Brian Holmes is a cultural critic, living in Paris and Chicago, moving restlessly around the world. He holds a doctorate in Romance Languages and Literatures from the University of California at Berkeley,  was the English editor of publications for Documenta X in Kassel, Germany, in 1997, was a member of the editorial collective of the French journal Multitudes from 2003 to 2008, and has recently published a collection of texts on art and social movements entitled Unleashing the Collective Phantoms: Essays in Reverse Imagineering (New York: Autonomedia, 2007). His new book, Escape the Overcode: Activist Art in the Control Society, is forthcoming from WHW/VanAbbemuseum and is available in full at http://brianholmes.wordpress.com. Holmes was awarded the Vilém Flusser Prize for Theory at Transmediale in Berlin in 2009.


Abstract

Predatory Networks
Self-Defense and Society

In the age of asymmetric information-gathering, computer networks can no longer be celebrated as potentially autonomous spaces of interaction. Instead they must primarily be seen as hunting grounds for the major economic and ideological predators. With the growth of computerized finance since the early 1970s, a large number of "digital laborers" have come to be employed in this psycho-social predation, of which they are simultaneously agents and objects.
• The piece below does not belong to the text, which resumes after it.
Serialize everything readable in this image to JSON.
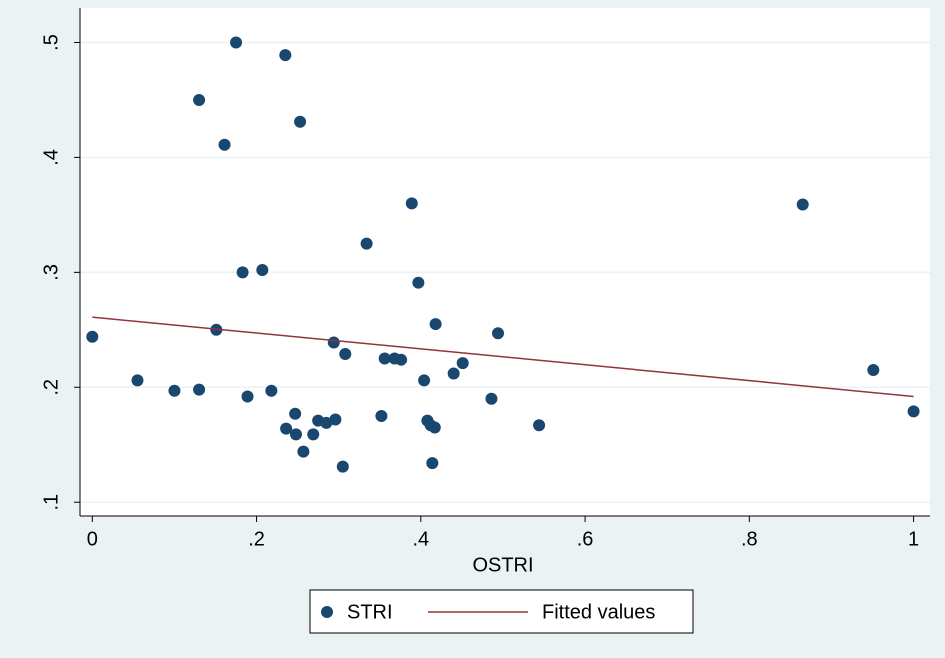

A public health crisis ensues, where self-defense against dominant ideas and behavioral routines becomes the necessary prelude to any recovery of collective decision-making capacities. Artist-activists have led the way in responding to these threatening conditions. Is it not time for the academy to drop the fictions of technological progress and commercial neutrality, and make critical network studies into the operational hub for a revolt of the prey?